In order to immediatelly start a backup for a given client:

backup -c XXX.yyy.zz
backup -r XXX.yyy.zz/ALL/ -c XXX.yyy.zz

Above two commands are doing exactly the same - the first version is preffered.
The 2nd version is useful when doing backups over ssh tunnel or via a dedicated backup interface
when it is required to connect to different address that a client name.

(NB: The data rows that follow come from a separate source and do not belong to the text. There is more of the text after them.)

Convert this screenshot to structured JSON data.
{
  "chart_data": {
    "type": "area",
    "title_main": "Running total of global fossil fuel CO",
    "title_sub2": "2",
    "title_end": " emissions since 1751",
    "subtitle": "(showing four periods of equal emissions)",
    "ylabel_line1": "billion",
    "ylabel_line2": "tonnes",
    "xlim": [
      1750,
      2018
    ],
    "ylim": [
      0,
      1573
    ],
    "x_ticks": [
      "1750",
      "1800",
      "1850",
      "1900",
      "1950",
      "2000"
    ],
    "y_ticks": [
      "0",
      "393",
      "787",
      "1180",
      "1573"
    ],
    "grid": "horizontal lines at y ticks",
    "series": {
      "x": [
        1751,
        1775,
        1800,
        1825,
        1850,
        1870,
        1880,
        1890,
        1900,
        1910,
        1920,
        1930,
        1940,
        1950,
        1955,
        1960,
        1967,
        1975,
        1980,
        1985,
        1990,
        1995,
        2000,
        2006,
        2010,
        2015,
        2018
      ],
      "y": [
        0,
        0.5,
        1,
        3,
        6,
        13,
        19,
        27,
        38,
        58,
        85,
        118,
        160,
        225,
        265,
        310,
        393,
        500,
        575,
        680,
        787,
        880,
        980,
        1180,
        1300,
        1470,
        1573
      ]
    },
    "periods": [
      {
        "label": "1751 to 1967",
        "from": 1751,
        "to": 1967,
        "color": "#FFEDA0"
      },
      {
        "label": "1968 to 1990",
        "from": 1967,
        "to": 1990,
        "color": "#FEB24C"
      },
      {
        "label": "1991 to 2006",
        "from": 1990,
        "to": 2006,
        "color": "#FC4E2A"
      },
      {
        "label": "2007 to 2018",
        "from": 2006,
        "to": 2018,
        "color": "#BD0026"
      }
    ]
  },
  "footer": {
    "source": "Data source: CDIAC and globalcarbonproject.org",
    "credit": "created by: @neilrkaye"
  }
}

For example, in order
to start a backup for a client XXX.yyy.zz t via ssh tunnel at localhost:5001 issue:

backup -r localhost:5001/ALL/ -c XXX.yyy.zz


backup -E - expire backups according to retention policy
backup -e 30 -c global - sets global retention policy to 30 days
backup -l - list all clients in backup including their retention policy


Kim Nørgaard said...

This looks very interesting.

Is the source code something you would like to share with the community so that others can benefit from it?

milek said...

Yes, I would like to do it but I need first get a green light from my employer.

Anonymous said...

It's been awhile, so I'm assuming your employer doesn't want you to release the code? :\

milek said...

Unfortunately I change employers in the mean time... I will check with them if it would be possible to open source it.

Chris Nagele said...

I would love to use this as well. Please keep us posted if you get permission to open source it.